Ghana’s MEST innovation space is making moves, gearing up to launch a Pan-African VC fund in 2015, while expanding its IT training program into Nigeria and Kenya.
Based in Accra, MEST (full name Meltwater Entrepreneurial School of Technology) operates both as a tech institute and startup incubator. Its 12 month Entrepreneurs-in-Training (EIT) program infuses African techies with “a combination of hard IT and practical business skills to equip them to build successful commercial tech companies,” says MEST Managing Director Neal Hansch.
Some EIT graduates take their startup ideas to MEST’s current incubator fund– where ventures like customer service app Dropifi or electronic records platform Claimsync have received $50 to $100K seed rounds. The incubator (which invests around $1-2 million a year) has launched 20 companies to date. A handful have gone on to raise outside capital and two — Claimsync and messaging app Saya — have been acquired.

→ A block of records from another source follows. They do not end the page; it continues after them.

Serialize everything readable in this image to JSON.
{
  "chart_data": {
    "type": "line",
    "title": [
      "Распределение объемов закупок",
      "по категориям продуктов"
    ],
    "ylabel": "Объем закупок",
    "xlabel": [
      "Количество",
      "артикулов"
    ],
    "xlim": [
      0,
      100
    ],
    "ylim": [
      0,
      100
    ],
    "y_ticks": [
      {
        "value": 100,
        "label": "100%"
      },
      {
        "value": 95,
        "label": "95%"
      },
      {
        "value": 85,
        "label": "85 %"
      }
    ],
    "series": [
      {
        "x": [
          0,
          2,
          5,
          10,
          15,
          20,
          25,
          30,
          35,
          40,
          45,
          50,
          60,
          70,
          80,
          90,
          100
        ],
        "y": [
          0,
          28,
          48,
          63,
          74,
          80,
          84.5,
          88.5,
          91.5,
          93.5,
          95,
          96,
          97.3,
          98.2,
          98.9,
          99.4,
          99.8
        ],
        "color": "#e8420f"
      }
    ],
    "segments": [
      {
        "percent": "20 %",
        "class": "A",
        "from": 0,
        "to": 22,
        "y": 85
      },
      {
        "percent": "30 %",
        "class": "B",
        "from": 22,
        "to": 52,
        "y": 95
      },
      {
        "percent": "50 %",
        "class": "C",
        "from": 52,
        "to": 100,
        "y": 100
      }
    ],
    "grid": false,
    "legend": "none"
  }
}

While MEST’s seed capital is currently limited to in-house EIT graduates, its new fund (beta name MEST Venture Partners) “will invest in MEST companies as well as companies outside of the MEST ecosystem,” said Hansch. “We see opportunities for a Pan-African fund providing early stage capital to the best and brightest entrepreneurs and companies in the sectors we’re most interested in, mainly digital businesses in ecommerce, edu-tech, digital media, fin-tech.”
Hansch would only name “when fundraising’s done” as a launch date and did not give a target value. He did confirm the new fund will make investments of $500K-$750K for early stage (live product) rounds, with occasional subsequent growth rounds reaching the $1-$2 million range.
These numbers may seem less than chump change to Silicon Valley players, but should be taken in context of the nascence of tech VC in Africa. Total annual VC to the continent’s IT startups is only expected to reach $600 million by 2018, per a Crunchbase assisted analysis.
“For perspective, a $50 million fund is effectively equivalent to a several hundred million dollar fund elsewhere,” explained Hansch. “On the venture side, seed stage investments for upstart companies are generally in the sub $100K range. We’re looking at $500K to seven figures for majority of our deal sizes…Most everywhere else this would be called micro VC, but in Africa that’s a pretty healthy size.”
MEST is tapping into global networks (namely its Silicon Valley office) for fundraising and will surely utilize its recently expanded IT entrepreneurship programs in Kenya and Nigeria for startup pitches.
As key pieces of Africa’s new tech ecosystem emerge (see July TechCrunch piece breaking it down), tech incubators and co-creation spaces have become a mainstay. Like MEST, many began and continue to operate as grant based institutions, receiving funds through foundations, corporate CSR, or even aid agencies.
A shift is emerging across Africa’s notable innovation spaces toward profit oriented, VC focused, startup accelerator models. The Savannah Fund grew out of iHub, Nigeria’s Co-Creation Hub launched its seed fund in 2014, and MEST Venture Partners will soon open a new tranche of investment to Africa’s startups.